Vague flamme

Yeza Ahem

Texte issu d'un atelier d'écriture où l'on écrivait sur des cartes du jeu Dixit (Libellud)

Cela faisait huit mois que nous voguions sur les flots de l'Atlantique. Nous étions douze à bord, à vivre ensemble chaque minute, chaque moment. Nous n'avions qu'un seul dessein : tenir la barre et trouver. Trouver quoi ? Nous ne le savions plus trop. Mais nous nous souvenions qu'il avait été question d'une expédition en quête de reliefs d'une civilisation antique − mythologique ? − enfouie en-dessous de nous.

Cela faisait huit mois que nous avions quitté la terre et nos ancrages, huit mois que notre seul horizon était celui de la courbure de la terre, de la crête des vagues. Notre bateau, mélange de bois, métal et plastique, était devenu notre foyer, notre prison.

En haut de la vigie, j'aimais l'impression de solitude que je ressentais.
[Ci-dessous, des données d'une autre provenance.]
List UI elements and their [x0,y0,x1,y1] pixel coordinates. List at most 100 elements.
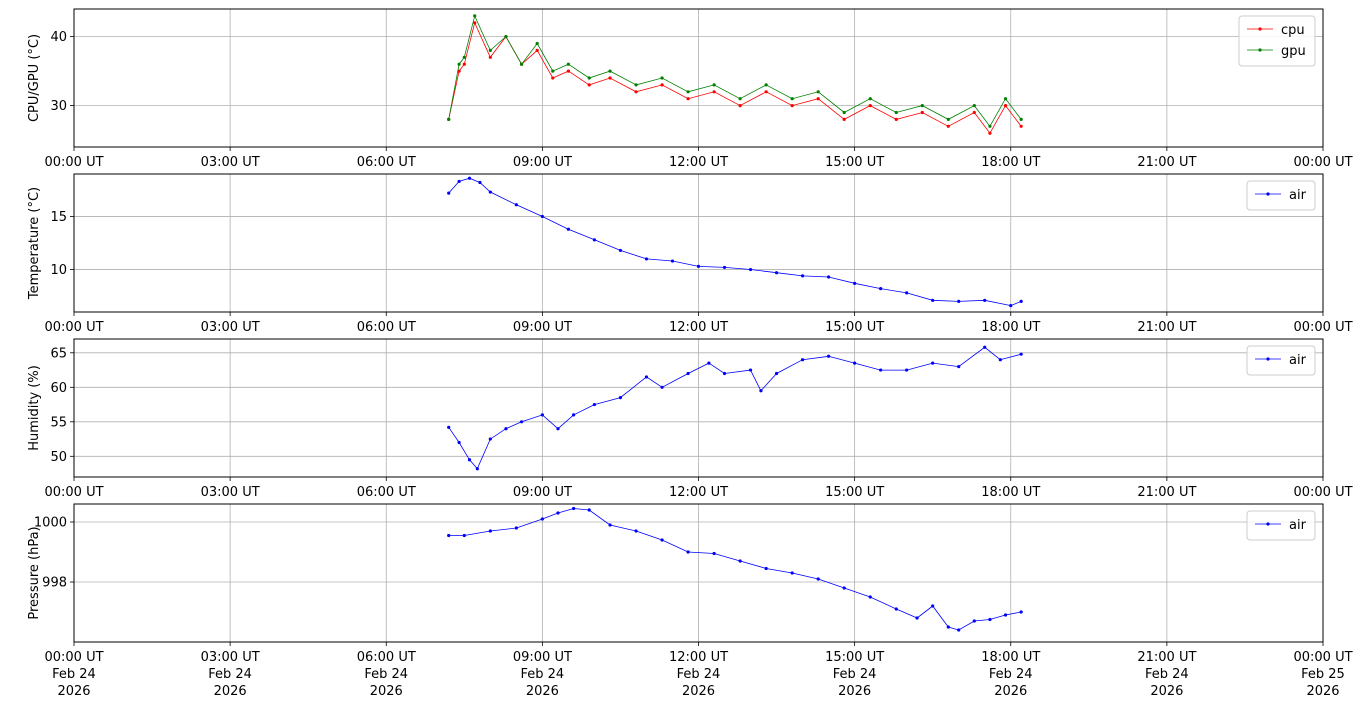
x-tick-label: 18:00 UT [981,650,1040,665]
x-tick-label: 00:00 UT [44,650,103,665]
data-point [748,267,753,272]
data-point [587,508,591,512]
x-tick-date: Feb 24 [364,667,408,682]
data-point [467,458,472,462]
data-point [957,365,961,369]
legend: air [1246,180,1316,211]
data-point [551,69,555,73]
data-point [905,291,909,295]
data-point [946,625,950,629]
data-point [504,35,508,39]
data-point [905,368,909,372]
data-point [514,526,518,530]
data-point [972,110,976,115]
x-tick-label: 18:00 UT [981,485,1040,500]
data-point [1009,304,1013,308]
data-point [920,110,924,115]
data-point [660,538,664,542]
y-axis-label: Pressure (hPa) [27,526,42,619]
data-point [816,97,820,101]
data-point [931,604,935,608]
data-point [686,371,690,376]
data-point [519,62,524,66]
data-point [572,506,576,511]
data-point [957,299,961,303]
x-tick-label: 15:00 UT [825,155,884,170]
y-axis-label: CPU/GPU (°C) [27,34,42,122]
legend-box [1246,345,1316,376]
data-point [608,76,612,80]
data-point [566,62,570,66]
data-point [1003,104,1008,108]
data-point [946,117,950,121]
y-tick-label: 55 [50,415,67,430]
data-point [670,259,675,263]
x-tick-label: 15:00 UT [825,650,884,665]
data-point [800,274,805,278]
data-point [566,69,570,73]
data-point [462,533,466,538]
x-tick-label: 06:00 UT [357,485,416,500]
subplot-1: 00:00 UT 03:00 UT 06:00 UT 09:00 UT 12:00 UT… [27,8,1353,170]
data-point [488,190,492,194]
x-tick-year: 2026 [526,684,559,699]
data-point [920,104,924,108]
y-tick-label: 998 [42,576,67,591]
x-tick-year: 2026 [682,684,715,699]
data-point [1019,610,1023,614]
y-tick-label: 1000 [34,516,67,531]
data-point [983,298,987,302]
data-point [540,413,544,417]
data-point [462,55,466,59]
series-line-gpu [448,14,1022,128]
x-tick-label: 15:00 UT [825,485,884,500]
x-tick-label: 03:00 UT [201,485,260,500]
data-point [946,124,950,128]
data-point [457,62,461,66]
data-point [894,607,898,611]
data-point [457,440,461,445]
data-point [644,257,649,261]
legend-marker [1266,522,1270,526]
data-point [488,48,492,53]
x-tick-label: 00:00 UT [44,320,103,335]
data-point [853,361,857,365]
data-point [774,371,779,376]
x-tick-year: 2026 [57,684,90,699]
legend-marker [1266,357,1270,361]
x-tick-label: 00:00 UT [1293,485,1352,500]
data-point [1003,97,1008,101]
y-tick-label: 50 [50,450,67,465]
data-point [1019,117,1023,121]
data-point [712,83,716,87]
x-tick-label: 06:00 UT [357,650,416,665]
x-tick-label: 09:00 UT [513,650,572,665]
x-tick-year: 2026 [370,684,403,699]
data-point [473,21,477,25]
legend: air [1246,510,1316,541]
data-point [488,55,492,59]
x-tick-label: 12:00 UT [669,485,728,500]
data-point [473,14,477,18]
axes-frame [73,173,1324,313]
data-point [790,571,794,575]
data-point [707,361,711,365]
data-point [592,238,597,242]
data-point [686,550,690,554]
data-point [759,389,763,393]
data-point [738,97,742,101]
data-point [686,97,690,101]
data-point [514,203,518,207]
x-tick-label: 00:00 UT [44,155,103,170]
data-point [998,358,1002,362]
data-point [868,97,872,101]
data-point [488,437,492,441]
x-tick-label: 09:00 UT [513,155,572,170]
subplot-2: 00:00 UT 03:00 UT 06:00 UT 09:00 UT 12:00 UT… [27,173,1353,335]
legend: air [1246,345,1316,376]
legend-label-air: air [1289,518,1307,533]
x-tick-date: Feb 24 [989,667,1033,682]
axes-frame [73,8,1324,148]
data-point [868,595,872,599]
data-point [988,124,992,128]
Libérée des tâches manuelles, délivrée de l'obligation de penser, je n'avais qu'à regarder, au loin ou tout près. Mon esprit, alors, souvent, vagabondait. Les flots devenaient vastes prairies, banlieues sinueuses, ou langues de flammes. Seule en haut du mât, j'était cavalière émérite sur la croupe d'un cheval au galop, Catwoman en haut d'un building, observant les souris pressées à ses pieds, ou jeune femme en détresse sur son balcon, criant pour appeler les secours à sa rescousse. Le temps passait, certains diraient que je dormais. Et pourtant, tout me semblait si réel... Surtout ce vendredi de novembre. Je sentais l'odeur âcre de la fumée ; mes pieds me donnaient l'impression de griller ; des voix criaient à s'en arracher le gosier. Quel rêve ! Quelle réalité !

Je continue à voguer, mais davantage à la manière d'un oiseau, au-dessus du niveau de l'eau. Je suis prisonnière de cette mer. Ma prison s'est agrandie : l'océan où repose le bateau est mon nid.